Hier hat Herr Meins einige Kriterien durcheinander gebracht. Hochbeete haben nichts mit spielenden Kindern im Freien zu tun. Bei den Hochbeeten geht es lediglich um einen Ersatz für die gärtnerische Nutzung der Privatgrundstücke, sollte ein Austausch des Oberbodens - aus welchen Gründen auch immer - nicht möglich sein. Der direkte Kontakt im Oberboden kann nur durch einen Bodenaustausch oder durch Aufbringen von unbelasteten Oberboden erreicht werden. Ein Grundstückseigentümer macht sich auch strafbar beziehungsweise regresspflichtig, sollte er beim Verkauf die Altlast, die ja nun allen Grundstückseigentümern bekannt ist, arglistig verschweigen. Durch Eintragung im Altlastenkataster des Landratsamtes gilt das Grundstück als belastet. Diese Belastung muss künftig bei jedem Grundstücksgeschäft angegeben werden.

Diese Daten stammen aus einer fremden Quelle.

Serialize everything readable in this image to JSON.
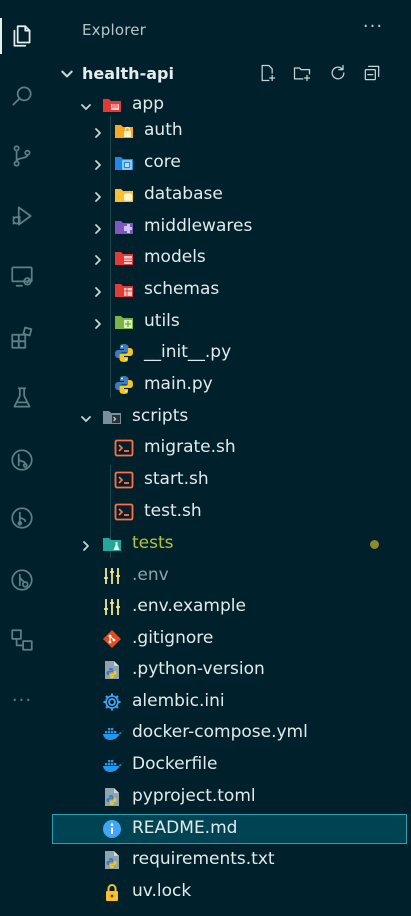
{
  "activity_bar": {
    "items": [
      {
        "name": "explorer-icon",
        "active": true
      },
      {
        "name": "search-icon",
        "active": false
      },
      {
        "name": "source-control-icon",
        "active": false
      },
      {
        "name": "run-debug-icon",
        "active": false
      },
      {
        "name": "remote-explorer-icon",
        "active": false
      },
      {
        "name": "extensions-icon",
        "active": false
      },
      {
        "name": "testing-icon",
        "active": false
      },
      {
        "name": "gitlens-icon",
        "active": false
      },
      {
        "name": "git-graph-icon",
        "active": false
      },
      {
        "name": "pull-requests-icon",
        "active": false
      },
      {
        "name": "workspaces-icon",
        "active": false
      }
    ],
    "more_label": "···"
  },
  "sidebar": {
    "title": "Explorer",
    "more_label": "···",
    "project": {
      "name": "health-api",
      "actions": [
        "new-file-icon",
        "new-folder-icon",
        "refresh-icon",
        "collapse-all-icon"
      ]
    }
  },
  "tree": [
    {
      "label": "app",
      "kind": "folder",
      "icon": "folder-app-icon",
      "expanded": true,
      "depth": 1
    },
    {
      "label": "auth",
      "kind": "folder",
      "icon": "folder-auth-icon",
      "expanded": false,
      "depth": 2
    },
    {
      "label": "core",
      "kind": "folder",
      "icon": "folder-core-icon",
      "expanded": false,
      "depth": 2
    },
    {
      "label": "database",
      "kind": "folder",
      "icon": "folder-database-icon",
      "expanded": false,
      "depth": 2
    },
    {
      "label": "middlewares",
      "kind": "folder",
      "icon": "folder-middleware-icon",
      "expanded": false,
      "depth": 2
    },
    {
      "label": "models",
      "kind": "folder",
      "icon": "folder-models-icon",
      "expanded": false,
      "depth": 2
    },
    {
      "label": "schemas",
      "kind": "folder",
      "icon": "folder-schemas-icon",
      "expanded": false,
      "depth": 2
    },
    {
      "label": "utils",
      "kind": "folder",
      "icon": "folder-utils-icon",
      "expanded": false,
      "depth": 2
    },
    {
      "label": "__init__.py",
      "kind": "file",
      "icon": "python-icon",
      "depth": 2
    },
    {
      "label": "main.py",
      "kind": "file",
      "icon": "python-icon",
      "depth": 2
    },
    {
      "label": "scripts",
      "kind": "folder",
      "icon": "folder-scripts-icon",
      "expanded": true,
      "depth": 1
    },
    {
      "label": "migrate.sh",
      "kind": "file",
      "icon": "shell-icon",
      "depth": 2
    },
    {
      "label": "start.sh",
      "kind": "file",
      "icon": "shell-icon",
      "depth": 2
    },
    {
      "label": "test.sh",
      "kind": "file",
      "icon": "shell-icon",
      "depth": 2
    },
    {
      "label": "tests",
      "kind": "folder",
      "icon": "folder-tests-icon",
      "expanded": false,
      "depth": 1,
      "git_status": "untracked"
    },
    {
      "label": ".env",
      "kind": "file",
      "icon": "env-icon",
      "depth": 1,
      "dim": true
    },
    {
      "label": ".env.example",
      "kind": "file",
      "icon": "env-icon",
      "depth": 1
    },
    {
      "label": ".gitignore",
      "kind": "file",
      "icon": "git-icon",
      "depth": 1
    },
    {
      "label": ".python-version",
      "kind": "file",
      "icon": "python-file-icon",
      "depth": 1
    },
    {
      "label": "alembic.ini",
      "kind": "file",
      "icon": "settings-gear-icon",
      "depth": 1
    },
    {
      "label": "docker-compose.yml",
      "kind": "file",
      "icon": "docker-icon",
      "depth": 1
    },
    {
      "label": "Dockerfile",
      "kind": "file",
      "icon": "docker-icon",
      "depth": 1
    },
    {
      "label": "pyproject.toml",
      "kind": "file",
      "icon": "python-file-icon",
      "depth": 1
    },
    {
      "label": "README.md",
      "kind": "file",
      "icon": "info-icon",
      "depth": 1,
      "selected": true
    },
    {
      "label": "requirements.txt",
      "kind": "file",
      "icon": "python-file-icon",
      "depth": 1
    },
    {
      "label": "uv.lock",
      "kind": "file",
      "icon": "lock-icon",
      "depth": 1
    }
  ],
  "colors": {
    "background": "#00212b",
    "selection": "#004454",
    "selection_border": "#2aa1b3",
    "untracked": "#b6c23a"
  }
}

OB Ingo Lehmann ergänzt dazu: "Die Baugenossenschaft hat nun Klarheit. Natürlich hätte sie bereits vorher bauen können, allerdings wollte sie - was aus wirtschaftlicher Sicht verständlich ist - abwarten, ob die Kosten für eine mögliche Entsorgung eventuell die Stadt zahlen muss. Dies ist nun nicht der Fall, wie wir kürzlich bekanntgegeben haben. Wir machen außerdem auch kein Geheimnis daraus, dass es durchaus auch andere Interessenten gibt, die gerne im Bereich Blaich bauen würden."